Le parole per il suo progetto, del resto, gli sgorgano automatiche. «Sembrerà strano, ma questa storia ormai la racconto facilmente, perché l’ho già raccontata centomila volte, tanto non gliene è fregato mai nulla a nessuno».

Dietro la volontà di comunicare la propria esperienza, allora, c’è insieme una richiesta di aiuto e il bisogno di essere finalmente utile agli altri. Di ricoprire un posto positivo nella società. «Posso assicurare che portare un bagaglio del genere sulle spalle non è facile.

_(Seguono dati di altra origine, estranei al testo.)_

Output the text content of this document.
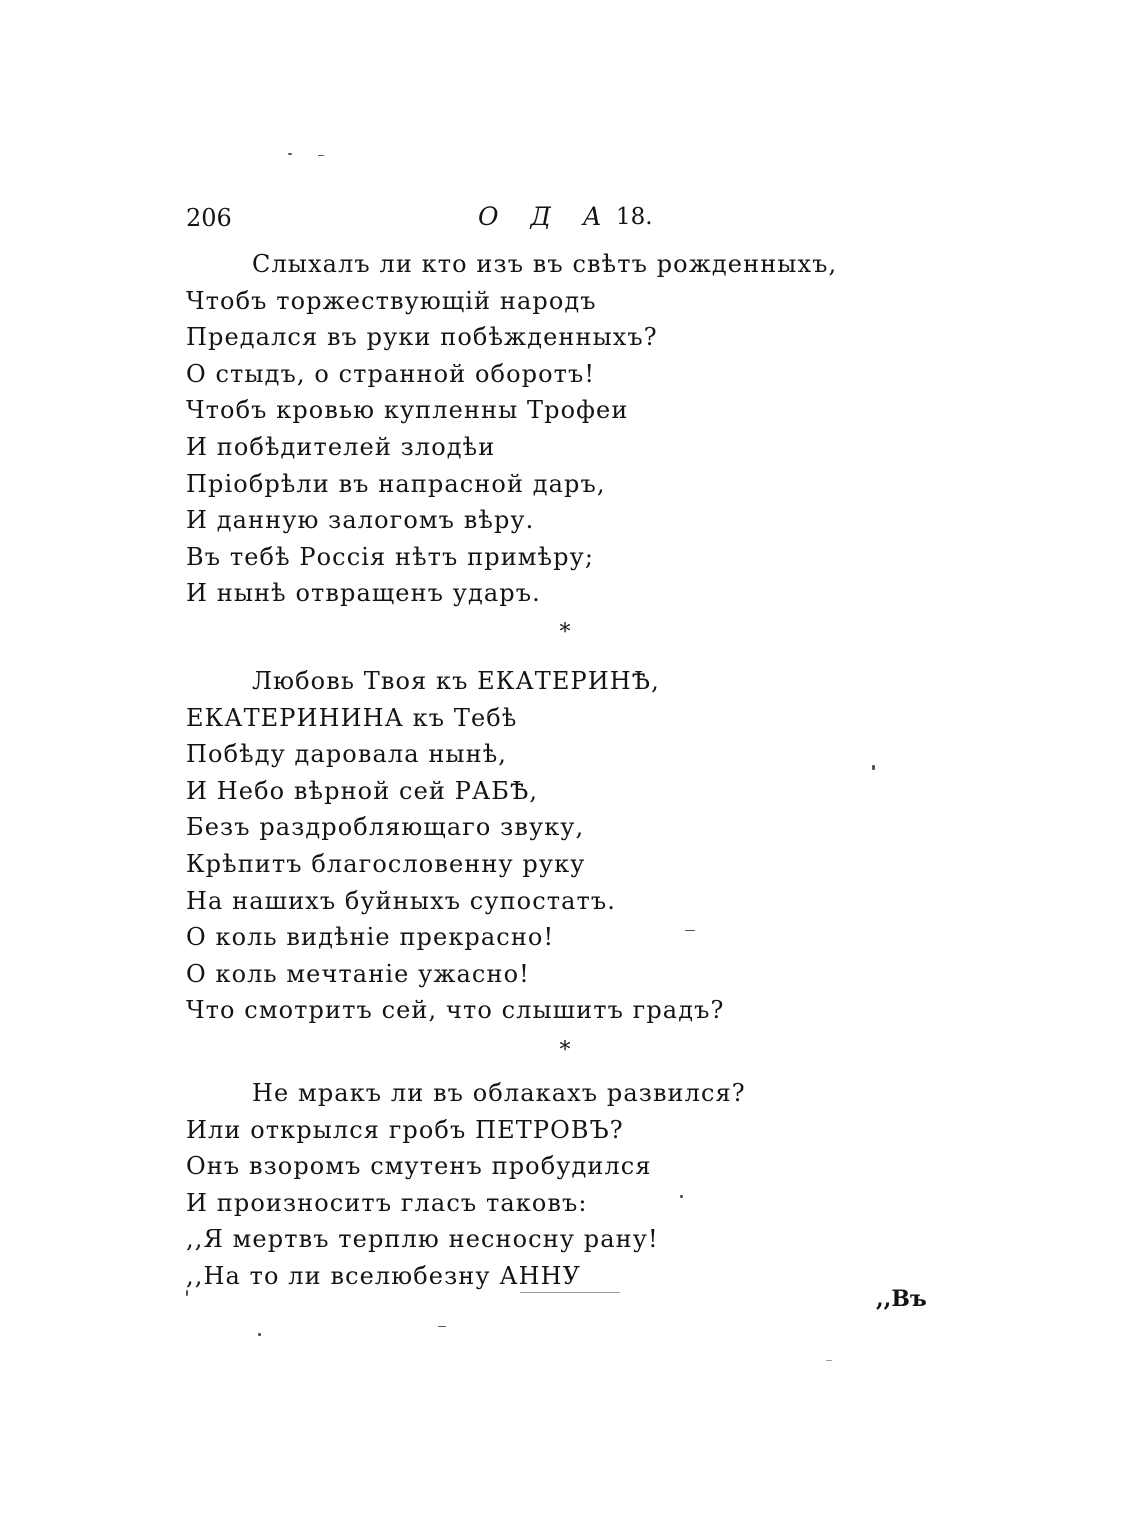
206	О Д А 18.
Слыхалъ ли кто изъ въ свѣтъ рожденныхъ,
Чтобъ торжествующій народъ
Предался въ руки побѣжденныхъ?
О стыдъ, о странной оборотъ!
Чтобъ кровью купленны Трофеи
И побѣдителей злодѣи
Пріобрѣли въ напрасной даръ,
И данную залогомъ вѣру.
Въ тебѣ Россія нѣтъ примѣру;
И нынѣ отвращенъ ударъ.
*
Любовь Твоя къ ЕКАТЕРИНѢ,
ЕКАТЕРИНИНА къ Тебѣ
Побѣду даровала нынѣ,
И Небо вѣрной сей РАБѢ,
Безъ раздробляющаго звуку,
Крѣпитъ благословенну руку
На нашихъ буйныхъ супостатъ.
О коль видѣніе прекрасно!
О коль мечтаніе ужасно!
Что смотритъ сей, что слышитъ градъ?
*
Не мракъ ли въ облакахъ развился?
Или открылся гробъ ПЕТРОВЪ?
Онъ взоромъ смутенъ пробудился
И произноситъ гласъ таковъ:
,,Я мертвъ терплю несносну рану!
,,На то ли вселюбезну АННУ
,,Въ
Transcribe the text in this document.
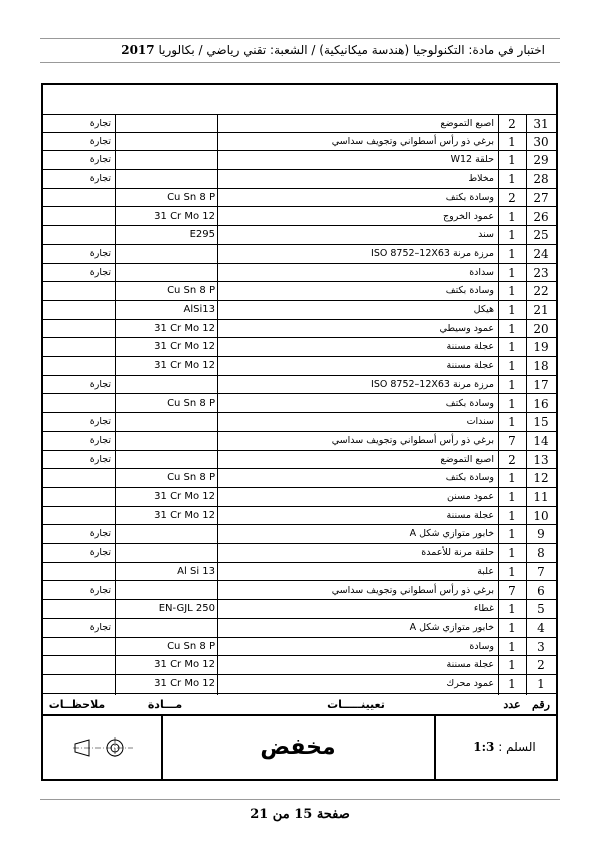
اختبار في مادة: التكنولوجيا (هندسة ميكانيكية) / الشعبة: تقني رياضي / بكالوريا 2017
31
2
اصبع التموضع
تجارة
30
1
برغي ذو رأس أسطواني وتجويف سداسي
تجارة
29
1
حلقة W12
تجارة
28
1
مخلاط
تجارة
27
2
وسادة بكتف
Cu Sn 8 P
26
1
عمود الخروج
31 Cr Mo 12
25
1
سند
E295
24
1
مرزة مرنة ISO 8752–12X63
تجارة
23
1
سدادة
تجارة
22
1
وسادة بكتف
Cu Sn 8 P
21
1
هيكل
AlSi13
20
1
عمود وسيطي
31 Cr Mo 12
19
1
عجلة مسننة
31 Cr Mo 12
18
1
عجلة مسننة
31 Cr Mo 12
17
1
مرزة مرنة ISO 8752–12X63
تجارة
16
1
وسادة بكتف
Cu Sn 8 P
15
1
سندات
تجارة
14
7
برغي ذو رأس أسطواني وتجويف سداسي
تجارة
13
2
اصبع التموضع
تجارة
12
1
وسادة بكتف
Cu Sn 8 P
11
1
عمود مسنن
31 Cr Mo 12
10
1
عجلة مسننة
31 Cr Mo 12
9
1
خابور متوازي شكل A
تجارة
8
1
حلقة مرنة للأعمدة
تجارة
7
1
علبة
Al Si 13
6
7
برغي ذو رأس أسطواني وتجويف سداسي
تجارة
5
1
غطاء
EN-GJL 250
4
1
خابور متوازي شكل A
تجارة
3
1
وسادة
Cu Sn 8 P
2
1
عجلة مسننة
31 Cr Mo 12
1
1
عمود محرك
31 Cr Mo 12
رقم
عدد
تعيينـــــات
مـــادة
ملاحظــات
السلم : 1:3
مخفض
صفحة 15 من 21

Per questo vorrei che si ragioni di più sui perché delle cose. Perché si resta prigionieri di uno stile di vita, perché si commettono determinati reati, perché è così difficile trovare la strada per uscirne. La vita non può restituirmela nessuno, ma forse la strada buona qualcuno può indicarmela. E io, questo è sicuro, ce la metterò tutta per percorrerla».